15(15/16)-500円のファンタジー-
###15(15/16)-500円のファンタジー-
家から往復三分の、コンビニに、ルーの手を握ったまま引き摺って、直行する。
なんかこいつ(ルー)の顔が赤面して紅くなっているようであるが、目を真ん丸にしたままのこいつ(ルー)を、そのまま連れて行く……
「すごい……」
赤面しながら目をまんまるにするという表情になりつつも、異世界貴族っ娘は初めて見るこちらの世界に、衝撃を受けている様子らしい。
地を進む車。このあたりは空港が近いから、ちょうど夜間飛行の飛行機が空を飛んでもいた。
夜を照らす街灯、異世界とは当然違うであろう、道行く人たちのファッション……アスファルト敷きの地面……コンクリートの建物……
さぁ、着いた。
“……♪~♪~…”
ひゃ!? こ、この音楽はどこから……
「ラッシャーセー」
ひっ?!
かごを手にとって、そのままルーに渡す。荷物役くらいやってくれよ。
ヤキトリ……おむすび……総菜パン…
……ホットスナック……
「あ、あの……これ、全部、食べ物……?!す、すごいっ、」
どかどかとカゴにつっこんだあと、
俺のクレカで、一括決済。
「ラッシャーシター」
「ふぅ……帰るぞ」「あっ、あっ、その…は、はいっ」
ルーはコンビニのかごを、そのまま持って出てしまったわけだが、今は気にしてられない。
店員のにいちゃん、メンゴ!
んで、ずんずんと、家までの帰路を帰って行く、俺と貴族っ娘。
「ああのっ、」
ん?
「ぁのぉぅっ」
だから、なんだって、
「ああの、あああアクマ様、ボク、しんじゃうんですよねっ!? しんじゃうんだ、きっとっ、すぐにっ、だってこんな、すっごいおいしそうな、すっごいもの、すっごいせかい、見たこともない異世界、もうなにがなにやら、だって、だって、もう、ボク、どうしたら……」
そうかもな、俺なんか、今日までに何回しにかけたんだか、
「ひぅっ?! …そ、それなら、ボク、お願いがあったんですっ、」
なんだよ、
「もうかなっちゃいましたっ!
ずっと、夢のような体験がしたかったんですっ
目の色もかわっちゃうような、こんな異世界、想像もできませんでしたもんっ!」
今日一日泣き通しだったこいつ。
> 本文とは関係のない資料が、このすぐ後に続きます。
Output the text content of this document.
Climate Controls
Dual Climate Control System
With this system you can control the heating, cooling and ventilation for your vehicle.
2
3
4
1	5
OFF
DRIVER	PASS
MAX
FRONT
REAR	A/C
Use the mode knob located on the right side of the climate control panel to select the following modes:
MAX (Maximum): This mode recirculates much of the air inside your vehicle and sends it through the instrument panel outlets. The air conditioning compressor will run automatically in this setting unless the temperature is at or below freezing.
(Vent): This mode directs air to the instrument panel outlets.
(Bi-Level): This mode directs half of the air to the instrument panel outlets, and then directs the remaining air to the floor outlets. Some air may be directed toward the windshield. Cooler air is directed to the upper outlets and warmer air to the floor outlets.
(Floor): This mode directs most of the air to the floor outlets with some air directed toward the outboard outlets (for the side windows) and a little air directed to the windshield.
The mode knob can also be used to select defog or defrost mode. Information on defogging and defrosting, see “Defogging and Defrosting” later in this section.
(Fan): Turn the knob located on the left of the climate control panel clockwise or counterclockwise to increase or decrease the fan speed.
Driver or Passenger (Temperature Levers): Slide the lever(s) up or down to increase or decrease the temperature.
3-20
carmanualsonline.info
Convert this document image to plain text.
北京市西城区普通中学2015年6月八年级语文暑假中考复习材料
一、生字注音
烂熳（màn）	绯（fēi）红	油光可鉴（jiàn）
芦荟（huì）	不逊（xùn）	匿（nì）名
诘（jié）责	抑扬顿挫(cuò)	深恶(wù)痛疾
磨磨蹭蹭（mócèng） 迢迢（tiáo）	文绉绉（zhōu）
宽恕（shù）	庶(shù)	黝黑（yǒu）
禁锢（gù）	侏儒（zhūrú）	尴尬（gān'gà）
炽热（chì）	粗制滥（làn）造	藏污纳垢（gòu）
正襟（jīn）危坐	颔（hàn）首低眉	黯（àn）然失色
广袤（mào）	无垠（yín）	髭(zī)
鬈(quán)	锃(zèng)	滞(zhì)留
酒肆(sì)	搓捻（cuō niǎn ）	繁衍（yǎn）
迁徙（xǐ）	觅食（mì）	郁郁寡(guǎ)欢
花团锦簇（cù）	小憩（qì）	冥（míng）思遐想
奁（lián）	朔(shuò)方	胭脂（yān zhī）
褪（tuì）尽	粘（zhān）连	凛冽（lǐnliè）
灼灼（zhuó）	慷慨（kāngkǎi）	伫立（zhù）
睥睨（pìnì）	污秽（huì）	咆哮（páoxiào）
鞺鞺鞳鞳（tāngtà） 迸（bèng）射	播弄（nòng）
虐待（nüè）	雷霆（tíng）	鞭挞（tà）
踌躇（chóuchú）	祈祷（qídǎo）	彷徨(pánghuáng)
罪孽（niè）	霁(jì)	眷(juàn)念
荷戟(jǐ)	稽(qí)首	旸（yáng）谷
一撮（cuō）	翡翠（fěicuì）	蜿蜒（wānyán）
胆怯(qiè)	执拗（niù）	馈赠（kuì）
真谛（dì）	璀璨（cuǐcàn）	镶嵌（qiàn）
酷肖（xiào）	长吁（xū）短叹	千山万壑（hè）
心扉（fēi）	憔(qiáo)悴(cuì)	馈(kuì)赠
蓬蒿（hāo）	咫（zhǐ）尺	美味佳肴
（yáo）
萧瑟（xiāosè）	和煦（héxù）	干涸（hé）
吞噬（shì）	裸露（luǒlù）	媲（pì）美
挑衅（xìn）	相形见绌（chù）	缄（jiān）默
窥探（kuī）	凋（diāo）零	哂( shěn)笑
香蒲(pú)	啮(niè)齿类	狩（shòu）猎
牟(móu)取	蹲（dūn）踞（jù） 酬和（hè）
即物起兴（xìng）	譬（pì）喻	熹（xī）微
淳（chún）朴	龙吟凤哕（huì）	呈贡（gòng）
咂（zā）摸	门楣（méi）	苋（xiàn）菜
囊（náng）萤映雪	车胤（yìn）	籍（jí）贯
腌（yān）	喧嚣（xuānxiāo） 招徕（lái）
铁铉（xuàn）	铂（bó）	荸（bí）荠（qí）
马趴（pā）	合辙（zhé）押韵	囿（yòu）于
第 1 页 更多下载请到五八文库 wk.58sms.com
ただ、
この時は、貴族っ娘の顔の表情が、輝いてみえた、ような気がする。
「だ、だから……」
まあそれから再びグルグル目になると、
「あと悪魔さま、つけくわえると、ボク、友達がほしいんです!
いや、それのほうが重大です!
ボク、生まれてからいちども、アヴトリッヒの土地の外に出たことが無くてっ、
友達も、いままで、できたことが無くてっ! ひ、ひとりもっ、
だ、だからっ、
できれば一生の友として、なにもかもの、秘密もいやなことも受け入れてくれる、ずっとそばにいてくれる友達がっ……」
なってやるよ、その友達に、
「へ、?」
「俺も友達募集中だったんでね、悪いか?」
「──! いいえっ、こちらこそっ!」
……このときの、この子の、笑顔、喜びよう、というのは、……俺は生涯、忘れ得ないだろう。
んで、家に帰った。
「母ちゃん、これ、ボイル!」
そんくらい自分でなさい! 今台所ふさがってるし! との母ちゃんのお言葉。
まあ俺がもっていったせいで夜食を作り直しているからなのだが、そのせいでプンスカとご立腹であるらしい。
ああもぅ、そんなりゃレンチン、だ!
それから、冷蔵庫をがぱり、と開ける。
親父が今日の今晩に夕食にするために買ったのであろう、高級牛肉焼き肉用、特盛、5パック。
冷蔵庫から取り出した焼肉のタレを押し付けながら、
「かあちゃん、これ、大至急焼いてくれ!」
「えっ、ええっ……?」
「俺のかねでもっといい肉買うから!」
「ニートが何を言ってるの! ああもぅ、うちの子ったら、どうしようもないんだから……」
「腹が減り過ぎて死にそうなやつらがいるんだって!」
怒るカーチャンに、その顔をみながら俺が勝手口を指さしてやる。
指さした向こうをカーチャンが見ると、開いたままの扉のそこには先ほどのタッパーをつかんだままのガーンズヴァル爺とババアとオバサンの一家と、
メイドどもが呆然と立ったままこっちの家の中を見ている光景とぶつかった。
カーチャンはのけぞった。俺ものけぞった。
「どちらさまなのこの人たち……」「あ、あたらしく近所に越してきた外人さんたちだ!」
なんだかんだいいつつも、最後は焼いてくれる母ちゃん。